➵ Chapitre 63

    Nous nous étions entraînés jusqu'à la fin de la journée. Nous avions décidé que nous parlerions de Man Down à M. Ginsique mardi soir. Il n'y avait, apparemment, aucune raison que lui et M. Wiener refusent. Je m'étais endormie très tard, baignée dans les larmes et j'avais même rêvé de Luke.

Au matin, j'avais caché mes traces de larmes sous une couche de maquillage. La journée avait filé à la vitesse de l'éclair. Comme pour ajouter une note sinistre à ma journée, M. Tullier a rendu nos copies. Je m'en étais finalement tirée avec un 8, ce qui n'était pas si mal au vu du sujet. Bilan de cet examen blanc : écrire le cours en guise de réponse quand on ne sait pas quoi mettre a du bon.

A présent, j'étais allongée dans l'obscurité de notre chambre. La respiration d'Alice aurait dû me bercer, mais il n'en était rien. Impossible de trouver le sommeil. Pour une fois, je ne pleurais pas. J'étais juste là, les yeux grands ouverts à contempler la nuit silencieuse.

La lumière s'alluma tout d'un coup :

— J'ai une idée ! s'exclama Alice

— Quoi ? fis-je en baillant

— On n'a qu'à apprendre une chanson. Là, tout de suite ! dit-elle

— Mais... on va faire du bruit ! protestai-je

— Donc, tu n'es pas contre ! affirma-t-elle. On est au bout du couloir et la chambre à côté de la nôtre est vide ! Et les secondes d'en face sont à New-York ; aucun risque de déranger qui que ce soit !

— J'imagine que tu as une chanson en tête ? demandai-je

— Non ! contrecarra-t-elle, TU as une chanson en tête ! Ça fait une semaine que tu écoutes Eyes Closed d'Halsey en boucle. On va l'ajouter au spectacle ! Je suis presque sûre qu'il y a encore de la place ! Et puis sinon... bah de toute façon tu n'arrives pas à dormir !

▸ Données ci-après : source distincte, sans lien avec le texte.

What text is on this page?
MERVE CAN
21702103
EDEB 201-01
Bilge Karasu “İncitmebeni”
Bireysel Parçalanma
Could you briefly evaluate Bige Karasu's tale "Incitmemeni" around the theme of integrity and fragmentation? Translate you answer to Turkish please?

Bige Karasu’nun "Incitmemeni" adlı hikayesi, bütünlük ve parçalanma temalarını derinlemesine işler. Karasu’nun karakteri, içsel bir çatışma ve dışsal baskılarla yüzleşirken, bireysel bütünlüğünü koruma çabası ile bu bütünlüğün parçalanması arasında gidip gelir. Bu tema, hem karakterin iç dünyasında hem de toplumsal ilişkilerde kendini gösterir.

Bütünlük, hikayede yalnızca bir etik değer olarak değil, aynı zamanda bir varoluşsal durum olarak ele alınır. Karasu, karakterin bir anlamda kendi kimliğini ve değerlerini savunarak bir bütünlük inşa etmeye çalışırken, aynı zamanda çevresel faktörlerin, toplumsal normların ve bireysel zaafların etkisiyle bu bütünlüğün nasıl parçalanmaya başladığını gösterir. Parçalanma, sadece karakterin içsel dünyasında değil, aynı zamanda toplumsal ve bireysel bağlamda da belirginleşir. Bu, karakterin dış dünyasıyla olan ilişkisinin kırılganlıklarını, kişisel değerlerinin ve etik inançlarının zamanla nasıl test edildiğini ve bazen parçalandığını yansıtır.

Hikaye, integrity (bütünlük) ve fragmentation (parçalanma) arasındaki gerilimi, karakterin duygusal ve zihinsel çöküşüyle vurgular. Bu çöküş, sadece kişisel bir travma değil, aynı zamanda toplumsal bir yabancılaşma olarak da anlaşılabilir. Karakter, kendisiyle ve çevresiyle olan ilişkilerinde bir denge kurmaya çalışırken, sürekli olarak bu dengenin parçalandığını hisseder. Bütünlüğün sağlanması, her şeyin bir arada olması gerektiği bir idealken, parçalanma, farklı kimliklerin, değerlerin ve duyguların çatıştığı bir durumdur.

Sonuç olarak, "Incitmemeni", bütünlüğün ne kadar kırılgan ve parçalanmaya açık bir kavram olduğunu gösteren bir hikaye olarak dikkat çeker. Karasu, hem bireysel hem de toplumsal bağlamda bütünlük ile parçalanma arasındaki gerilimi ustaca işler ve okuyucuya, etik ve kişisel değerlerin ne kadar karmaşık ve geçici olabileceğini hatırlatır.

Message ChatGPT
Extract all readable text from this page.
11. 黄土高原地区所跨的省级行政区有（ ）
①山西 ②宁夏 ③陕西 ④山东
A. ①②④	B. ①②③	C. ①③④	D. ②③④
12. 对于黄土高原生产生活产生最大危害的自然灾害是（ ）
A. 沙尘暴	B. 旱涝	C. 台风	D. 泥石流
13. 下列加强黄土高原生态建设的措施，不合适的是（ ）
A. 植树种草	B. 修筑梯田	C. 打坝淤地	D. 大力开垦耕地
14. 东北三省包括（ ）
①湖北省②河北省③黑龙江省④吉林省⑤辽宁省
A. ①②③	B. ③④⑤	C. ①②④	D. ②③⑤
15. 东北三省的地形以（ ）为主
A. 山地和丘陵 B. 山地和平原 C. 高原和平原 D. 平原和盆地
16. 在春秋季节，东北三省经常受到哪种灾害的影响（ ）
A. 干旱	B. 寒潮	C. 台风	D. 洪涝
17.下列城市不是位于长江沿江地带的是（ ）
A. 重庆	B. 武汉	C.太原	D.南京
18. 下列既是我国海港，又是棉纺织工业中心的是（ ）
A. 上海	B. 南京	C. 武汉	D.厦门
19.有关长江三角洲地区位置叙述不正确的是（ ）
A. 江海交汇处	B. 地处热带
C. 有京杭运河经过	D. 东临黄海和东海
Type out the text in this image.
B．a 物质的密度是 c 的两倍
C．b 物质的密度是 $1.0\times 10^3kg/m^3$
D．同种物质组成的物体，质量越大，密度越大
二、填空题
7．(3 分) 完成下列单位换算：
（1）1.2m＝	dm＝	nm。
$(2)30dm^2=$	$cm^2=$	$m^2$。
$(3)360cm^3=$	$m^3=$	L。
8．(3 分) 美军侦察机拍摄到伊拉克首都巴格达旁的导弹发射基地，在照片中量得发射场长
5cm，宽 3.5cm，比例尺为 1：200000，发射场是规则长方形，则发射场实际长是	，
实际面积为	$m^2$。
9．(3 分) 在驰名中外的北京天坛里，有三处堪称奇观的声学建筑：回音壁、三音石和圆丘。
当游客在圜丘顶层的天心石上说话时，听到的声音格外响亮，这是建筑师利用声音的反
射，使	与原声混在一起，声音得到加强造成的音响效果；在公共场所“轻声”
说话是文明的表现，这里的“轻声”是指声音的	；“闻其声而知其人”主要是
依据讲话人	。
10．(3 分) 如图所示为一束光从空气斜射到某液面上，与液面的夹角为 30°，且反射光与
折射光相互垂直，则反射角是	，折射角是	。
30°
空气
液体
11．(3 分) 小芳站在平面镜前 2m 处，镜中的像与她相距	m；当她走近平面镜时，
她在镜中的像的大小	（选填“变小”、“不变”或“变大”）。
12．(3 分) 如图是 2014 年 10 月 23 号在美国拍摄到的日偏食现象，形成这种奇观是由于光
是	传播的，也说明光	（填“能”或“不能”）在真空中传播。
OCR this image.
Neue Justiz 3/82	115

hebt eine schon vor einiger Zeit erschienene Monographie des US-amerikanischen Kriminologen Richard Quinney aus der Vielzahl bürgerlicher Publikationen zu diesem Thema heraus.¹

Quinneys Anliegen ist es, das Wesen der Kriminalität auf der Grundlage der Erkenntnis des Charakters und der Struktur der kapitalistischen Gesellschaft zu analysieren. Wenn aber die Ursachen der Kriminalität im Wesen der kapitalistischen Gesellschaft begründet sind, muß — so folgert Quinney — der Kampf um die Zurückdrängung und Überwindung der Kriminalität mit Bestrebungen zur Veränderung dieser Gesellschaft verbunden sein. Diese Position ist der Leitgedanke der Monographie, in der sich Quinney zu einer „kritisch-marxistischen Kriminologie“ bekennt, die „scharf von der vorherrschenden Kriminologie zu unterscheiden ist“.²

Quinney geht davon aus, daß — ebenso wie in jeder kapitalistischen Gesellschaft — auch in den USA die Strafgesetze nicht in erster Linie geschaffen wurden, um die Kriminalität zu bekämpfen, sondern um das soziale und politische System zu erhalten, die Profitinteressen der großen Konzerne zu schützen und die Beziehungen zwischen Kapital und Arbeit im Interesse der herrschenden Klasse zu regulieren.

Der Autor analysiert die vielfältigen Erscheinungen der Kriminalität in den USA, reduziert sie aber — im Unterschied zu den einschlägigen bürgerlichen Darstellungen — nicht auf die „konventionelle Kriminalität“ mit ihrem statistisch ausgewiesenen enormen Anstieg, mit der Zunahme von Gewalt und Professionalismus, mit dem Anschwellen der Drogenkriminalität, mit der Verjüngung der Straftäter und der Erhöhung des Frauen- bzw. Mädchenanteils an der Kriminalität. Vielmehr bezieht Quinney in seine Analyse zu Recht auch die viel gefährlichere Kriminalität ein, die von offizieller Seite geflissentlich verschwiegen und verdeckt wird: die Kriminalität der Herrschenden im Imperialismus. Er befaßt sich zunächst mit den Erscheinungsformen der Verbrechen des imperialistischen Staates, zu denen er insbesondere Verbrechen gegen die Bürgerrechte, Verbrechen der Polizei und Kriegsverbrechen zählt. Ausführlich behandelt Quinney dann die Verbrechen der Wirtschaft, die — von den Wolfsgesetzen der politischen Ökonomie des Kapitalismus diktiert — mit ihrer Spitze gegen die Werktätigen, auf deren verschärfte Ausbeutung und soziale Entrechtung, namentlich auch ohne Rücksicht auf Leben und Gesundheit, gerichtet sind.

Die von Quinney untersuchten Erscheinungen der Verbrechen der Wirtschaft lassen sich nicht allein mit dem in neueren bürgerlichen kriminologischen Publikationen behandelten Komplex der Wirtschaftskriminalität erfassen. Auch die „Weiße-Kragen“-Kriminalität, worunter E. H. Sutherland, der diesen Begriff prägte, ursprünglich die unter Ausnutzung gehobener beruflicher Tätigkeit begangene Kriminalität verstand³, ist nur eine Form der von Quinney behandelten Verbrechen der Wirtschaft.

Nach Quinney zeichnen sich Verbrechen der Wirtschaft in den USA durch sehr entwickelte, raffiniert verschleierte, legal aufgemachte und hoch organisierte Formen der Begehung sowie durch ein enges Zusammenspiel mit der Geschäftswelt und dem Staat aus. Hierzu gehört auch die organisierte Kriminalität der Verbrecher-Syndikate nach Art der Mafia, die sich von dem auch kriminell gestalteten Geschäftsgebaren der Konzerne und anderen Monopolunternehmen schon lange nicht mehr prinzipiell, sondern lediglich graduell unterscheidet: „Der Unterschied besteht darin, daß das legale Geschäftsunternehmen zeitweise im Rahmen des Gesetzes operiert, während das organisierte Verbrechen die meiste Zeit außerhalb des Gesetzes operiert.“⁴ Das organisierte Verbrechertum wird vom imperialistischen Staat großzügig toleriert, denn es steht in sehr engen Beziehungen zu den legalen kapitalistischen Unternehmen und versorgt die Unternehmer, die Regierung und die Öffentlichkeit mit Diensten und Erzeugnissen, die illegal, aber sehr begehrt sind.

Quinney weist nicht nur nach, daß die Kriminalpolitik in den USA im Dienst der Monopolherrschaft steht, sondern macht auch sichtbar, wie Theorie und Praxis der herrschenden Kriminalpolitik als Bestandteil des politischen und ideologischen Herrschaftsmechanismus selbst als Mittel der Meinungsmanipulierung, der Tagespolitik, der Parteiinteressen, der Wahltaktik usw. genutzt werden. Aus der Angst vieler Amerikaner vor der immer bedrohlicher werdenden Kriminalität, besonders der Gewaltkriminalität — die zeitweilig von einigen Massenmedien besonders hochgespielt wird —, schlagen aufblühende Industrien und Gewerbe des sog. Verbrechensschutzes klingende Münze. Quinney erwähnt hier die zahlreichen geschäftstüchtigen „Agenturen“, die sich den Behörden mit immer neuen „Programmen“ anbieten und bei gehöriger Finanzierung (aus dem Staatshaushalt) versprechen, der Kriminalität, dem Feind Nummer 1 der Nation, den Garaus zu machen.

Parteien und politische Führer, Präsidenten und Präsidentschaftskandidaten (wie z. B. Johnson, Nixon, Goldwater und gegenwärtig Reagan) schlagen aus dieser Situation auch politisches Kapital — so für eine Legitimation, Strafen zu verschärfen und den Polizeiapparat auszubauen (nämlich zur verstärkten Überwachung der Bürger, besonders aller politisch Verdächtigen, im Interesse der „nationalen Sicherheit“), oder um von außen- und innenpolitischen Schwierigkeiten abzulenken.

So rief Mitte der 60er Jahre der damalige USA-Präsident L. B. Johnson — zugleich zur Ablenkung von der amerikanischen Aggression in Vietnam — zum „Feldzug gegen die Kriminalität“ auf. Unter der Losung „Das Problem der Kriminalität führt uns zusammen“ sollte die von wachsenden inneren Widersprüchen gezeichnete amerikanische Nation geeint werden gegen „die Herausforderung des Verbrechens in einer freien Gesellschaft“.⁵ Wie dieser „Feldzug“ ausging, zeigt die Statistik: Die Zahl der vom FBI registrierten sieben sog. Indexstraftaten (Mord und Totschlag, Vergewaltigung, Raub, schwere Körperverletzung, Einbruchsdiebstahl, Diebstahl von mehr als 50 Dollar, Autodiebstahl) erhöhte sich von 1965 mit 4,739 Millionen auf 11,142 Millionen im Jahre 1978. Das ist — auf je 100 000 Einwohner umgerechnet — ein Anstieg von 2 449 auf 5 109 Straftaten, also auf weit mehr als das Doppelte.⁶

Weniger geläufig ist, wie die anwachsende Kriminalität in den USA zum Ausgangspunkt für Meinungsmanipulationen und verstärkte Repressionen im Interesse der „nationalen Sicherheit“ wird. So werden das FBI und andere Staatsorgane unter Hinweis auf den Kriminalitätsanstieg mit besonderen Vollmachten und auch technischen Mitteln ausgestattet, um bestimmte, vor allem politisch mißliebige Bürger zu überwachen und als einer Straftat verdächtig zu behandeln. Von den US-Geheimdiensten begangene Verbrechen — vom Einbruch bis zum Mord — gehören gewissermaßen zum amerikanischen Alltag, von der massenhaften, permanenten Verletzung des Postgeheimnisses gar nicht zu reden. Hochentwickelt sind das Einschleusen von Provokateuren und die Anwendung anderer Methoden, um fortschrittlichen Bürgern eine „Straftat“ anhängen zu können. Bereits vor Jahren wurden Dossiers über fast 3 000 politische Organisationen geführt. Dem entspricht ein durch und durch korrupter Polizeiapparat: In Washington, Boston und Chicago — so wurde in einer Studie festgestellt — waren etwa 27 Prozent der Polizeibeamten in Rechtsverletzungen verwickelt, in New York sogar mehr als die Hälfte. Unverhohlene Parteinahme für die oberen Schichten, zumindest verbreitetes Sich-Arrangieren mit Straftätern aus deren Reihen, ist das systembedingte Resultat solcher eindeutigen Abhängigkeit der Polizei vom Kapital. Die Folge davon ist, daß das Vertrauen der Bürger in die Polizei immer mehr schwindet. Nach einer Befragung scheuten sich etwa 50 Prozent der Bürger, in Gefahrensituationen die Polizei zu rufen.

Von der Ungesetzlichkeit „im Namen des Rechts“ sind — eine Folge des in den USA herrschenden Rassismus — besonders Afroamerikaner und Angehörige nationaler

— D'accord, acceptai-je en repoussant les couvertures. Allons-y !

   Alice chercha la version instrumentale sur YouTube et la lança sur son enceinte, dont elle avait baissé le son. Durant toute la nuit, nous nous entraînâmes d'arrache-pied, jusqu'à atteindre l'excellence. A chaque fois que mes paupières menaçaient de se fermer, je me forçais à les garder ouvertes. Nous nous étions aspergés le visage d'eau froide à plusieurs reprises.

   A l'aube, nous avions atteint cet idéal communément appelé perfection. Alors, tandis que les premiers rayons du soleil filtraient à travers les rideaux et que cinq heures sonnaient, nous nous endormîmes pour trois petites heures de sommeil.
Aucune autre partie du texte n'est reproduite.